Her morning couldn’t get any worse. First the vomiting like she was sick, and then the coffee machine slowing down all her work. She was a walking hazard, her hair disheveled, for with the constant walking in the coffee shop, carrying plates and coffee back and forth, several strands of hair had come loose from her tail. Melody was not an exuberantly beautiful woman, she did not captivate at first glance, she did not consider herself to be in a magazine by any stretch of the imagination, but what she did have were beautiful gray eyes and waist-length jet-black hair. Her eyebrows were minimal, so she had to paint them with dark pencil and her nose was smaller than she would have liked.
She had grown accustomed to being disheveled. Although Lucy had urged her to keep her makeup and hair done, she ignored it. She was at the coffee shop to provide a service, not to offer herself as a product.
Melody didn’t even look at the man, she listened for the sound of the little bell indicating that someone had opened the door and continued to charge the wrinkled shirt’s man.
Doyle had allowed her to stay, she wasn’t the most skilled at the job, nor was she the most versed in dealing with customers, but he had trusted her to stay. Maybe it was the fact that she was the oldest on the team, maybe it was because she was pregnant, “which you couldn’t tell yet, except when she threw up everything, she ate every morning,” even though she was the newest employee the owner had hired. Barely a week old, he had decided the day before that he was going to spare all the kids but her.
“The young lady looks busy,” was all the helper or assistant replied to the newcomer.
Melody was irritated by those people who had the luxury of having an assistant to buy their coffee, to take their clothes to the dry cleaners, even more so when they were young and arrogant, like those millionaire sons of mommy and daddy who thought they were lords and masters of the world.

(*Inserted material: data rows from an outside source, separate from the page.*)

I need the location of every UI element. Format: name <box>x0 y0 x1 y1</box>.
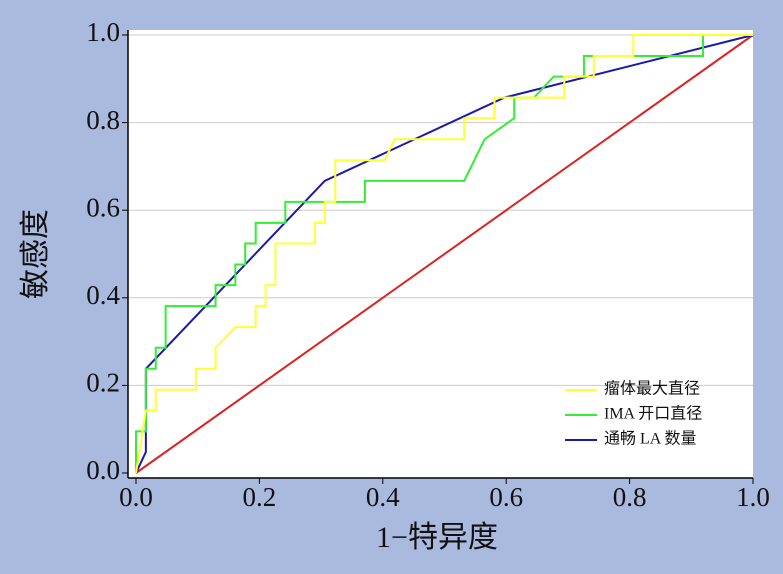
y-tick-label: 0.4 <box>86 280 120 310</box>
x-tick-label: 1.0 <box>736 482 770 512</box>
legend-label: 通畅 LA 数量 <box>604 430 696 448</box>
y-axis-title: 敏感度 <box>19 209 52 299</box>
plot-area <box>128 30 753 478</box>
x-tick-label: 0.8 <box>613 482 647 512</box>
x-tick-label: 0.6 <box>489 482 523 512</box>
legend-label: 瘤体最大直径 <box>604 380 700 398</box>
series-line <box>135 34 754 474</box>
y-tick-label: 0.2 <box>86 368 120 398</box>
y-tick-label: 0.0 <box>86 455 120 485</box>
x-axis-title: 1−特异度 <box>376 521 498 554</box>
x-tick-label: 0.2 <box>243 482 277 512</box>
series-line <box>135 34 753 474</box>
y-tick-label: 0.8 <box>86 105 120 135</box>
series-line <box>135 34 753 473</box>
y-tick-label: 1.0 <box>86 17 120 47</box>
legend-label: IMA 开口直径 <box>604 405 702 423</box>
x-tick-label: 0.4 <box>366 482 400 512</box>
y-tick-label: 0.6 <box>86 192 120 222</box>
x-tick-label: 0.0 <box>119 482 153 512</box>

She had never associated with that kind of people for fear of letting her true concept show, the one she was sure would escape from between her lips, because if there was one thing she always did, it was to say what was going through her mind no matter who would be offended along the way.
She didn’t mince words and that had always caused her a thousand inconveniences.
“Busy? Doesn’t she know she’s in a food business? Service? She eats because customers come in.”
Melody clenched her fists to keep from throwing the coffee pot at the arrogant man. She stared at the coffee machine and cursed under her breath.
“Speak up I can’t understand you,” the man addressed her specifically and Melody ignored him completely. She poured five regular coffees and one with skim milk, capped them and handed them to their respective customers.
She turned to the studious man who had come in just to annoy her and finish ruining her morning and was stunned to see the man.
In front of her was the tallest man she had ever seen, with high cheekbones, fine, shiny golden blond hair, a narrow mouth, and a square jaw. This man exuded pure masculinity and the scent of money. His eyes were emerald green, so light they could appear almost gray, flanked by thick lashes.
He stared at her and for an instant, for a millisecond Melody wondered what it would be like to be possessed by those delicious lips so appealing.
She was seized with embarrassment and her pale skin was invaded by an almost full-faced blush.
For an instant she forgot why she was in that place and all the anger she had felt at the man’s constant attack.
“Can you give me the coffee, or do I have to call Doyle to come and make it himself?”
He had noticed the impact he made on her.
Smiling cheekily, he raised his eyebrows and crossed his arms over his chest.
For the first time, Melody was speechless.